Damit Gottes Herrlichkeit in uns sichtbar werden kann, sind wir mit Christus verbunden – durch die Taufe und das Abendmahl. In unserem Predigttext heißt es: V21: Gott ist's aber, der uns fest macht samt euch in Christus und uns gesalbt hat 22 und versiegelt hat.

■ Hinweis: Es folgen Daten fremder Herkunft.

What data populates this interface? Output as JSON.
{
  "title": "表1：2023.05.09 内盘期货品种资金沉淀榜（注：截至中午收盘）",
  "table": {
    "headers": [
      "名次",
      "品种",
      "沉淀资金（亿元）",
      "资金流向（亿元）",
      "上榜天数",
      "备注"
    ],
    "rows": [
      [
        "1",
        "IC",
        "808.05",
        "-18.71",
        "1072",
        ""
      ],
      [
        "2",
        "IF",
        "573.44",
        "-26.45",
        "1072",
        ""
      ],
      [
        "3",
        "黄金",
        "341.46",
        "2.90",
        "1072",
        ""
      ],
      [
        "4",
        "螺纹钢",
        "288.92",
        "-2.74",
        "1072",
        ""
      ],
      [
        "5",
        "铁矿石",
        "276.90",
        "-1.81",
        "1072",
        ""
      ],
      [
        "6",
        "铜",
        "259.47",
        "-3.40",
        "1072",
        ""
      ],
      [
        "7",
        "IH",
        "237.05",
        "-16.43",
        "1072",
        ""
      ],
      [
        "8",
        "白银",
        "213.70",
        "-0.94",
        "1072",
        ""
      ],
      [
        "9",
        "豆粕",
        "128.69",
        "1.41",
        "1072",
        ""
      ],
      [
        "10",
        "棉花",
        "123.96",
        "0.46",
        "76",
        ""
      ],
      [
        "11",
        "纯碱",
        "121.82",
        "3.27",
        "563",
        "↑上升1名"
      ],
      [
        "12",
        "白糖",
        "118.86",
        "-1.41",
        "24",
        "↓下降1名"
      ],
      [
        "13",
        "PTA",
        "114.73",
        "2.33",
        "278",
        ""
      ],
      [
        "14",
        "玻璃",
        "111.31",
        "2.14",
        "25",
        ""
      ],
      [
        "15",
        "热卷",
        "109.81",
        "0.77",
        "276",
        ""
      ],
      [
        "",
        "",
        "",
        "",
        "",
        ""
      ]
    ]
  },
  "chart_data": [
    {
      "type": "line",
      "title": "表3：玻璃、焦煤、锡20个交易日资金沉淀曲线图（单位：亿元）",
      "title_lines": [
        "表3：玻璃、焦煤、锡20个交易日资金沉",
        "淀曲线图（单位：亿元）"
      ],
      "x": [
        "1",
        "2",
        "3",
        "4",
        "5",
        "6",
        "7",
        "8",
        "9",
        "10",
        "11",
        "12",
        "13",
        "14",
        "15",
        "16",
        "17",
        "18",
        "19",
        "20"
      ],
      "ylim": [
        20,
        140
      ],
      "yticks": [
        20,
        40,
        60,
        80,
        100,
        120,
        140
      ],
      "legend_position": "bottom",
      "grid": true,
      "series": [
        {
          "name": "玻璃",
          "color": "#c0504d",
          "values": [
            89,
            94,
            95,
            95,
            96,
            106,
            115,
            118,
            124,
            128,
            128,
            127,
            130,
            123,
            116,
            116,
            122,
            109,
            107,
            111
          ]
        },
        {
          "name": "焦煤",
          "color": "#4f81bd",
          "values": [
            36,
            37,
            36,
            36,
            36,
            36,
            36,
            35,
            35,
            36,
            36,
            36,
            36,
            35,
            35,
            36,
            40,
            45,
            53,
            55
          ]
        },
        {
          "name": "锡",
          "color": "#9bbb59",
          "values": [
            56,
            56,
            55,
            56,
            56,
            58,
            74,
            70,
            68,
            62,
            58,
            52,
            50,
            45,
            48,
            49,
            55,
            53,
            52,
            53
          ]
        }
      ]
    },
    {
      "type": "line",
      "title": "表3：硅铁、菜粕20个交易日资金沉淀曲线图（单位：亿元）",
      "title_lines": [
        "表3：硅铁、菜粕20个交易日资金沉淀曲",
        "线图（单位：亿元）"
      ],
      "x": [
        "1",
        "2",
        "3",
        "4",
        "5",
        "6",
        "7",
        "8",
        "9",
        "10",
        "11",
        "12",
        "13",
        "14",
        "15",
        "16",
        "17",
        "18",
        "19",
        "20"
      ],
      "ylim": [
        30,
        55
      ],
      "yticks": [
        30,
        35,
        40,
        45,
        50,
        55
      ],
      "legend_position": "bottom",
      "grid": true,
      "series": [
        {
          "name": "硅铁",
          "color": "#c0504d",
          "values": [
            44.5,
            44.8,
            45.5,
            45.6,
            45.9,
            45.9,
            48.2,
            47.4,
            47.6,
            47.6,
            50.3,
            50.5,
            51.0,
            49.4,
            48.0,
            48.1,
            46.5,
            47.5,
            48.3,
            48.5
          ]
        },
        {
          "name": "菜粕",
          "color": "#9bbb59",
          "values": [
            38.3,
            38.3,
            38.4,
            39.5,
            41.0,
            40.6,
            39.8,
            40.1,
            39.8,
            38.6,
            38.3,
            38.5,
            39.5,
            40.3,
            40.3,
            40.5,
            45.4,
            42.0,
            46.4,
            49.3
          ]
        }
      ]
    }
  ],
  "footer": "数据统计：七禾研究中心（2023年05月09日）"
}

Wie kann das geschehen? Ich denke, das Geheimnis, in der Kraft Gottes zu wirken, liegt darin, dass unser Herz mit Christus verbunden ist. Das wir an ihn Glauben und auf ihn Vertrauen.

Zusammenfassung:

  • Christus hat die Verbindung zu Gott wieder hergestellt.
  • Wir sind durch die Kraft Gottes mit ihm verbunden
  • In dieser Verbindung zeigt sich die Herrlichkeit Gottes in unserem Tun.

Die adventliche Vorfreude kann sich letztlich auf diesen Dreierschritt berufen.

Denn sie speist sich in dem Rückblick, dass Christus in die Welt gekommen ist. In der Gewissheit, dass Gott in und durch uns wirkt. Und aus der Erwartung, dass Christus wiederkommen wird, um es zu vollenden.

Und somit zieht die Vorfreude im Advent ihre Kraft aus den Ereignissen, die schon geschehen sind und die noch kommen werden.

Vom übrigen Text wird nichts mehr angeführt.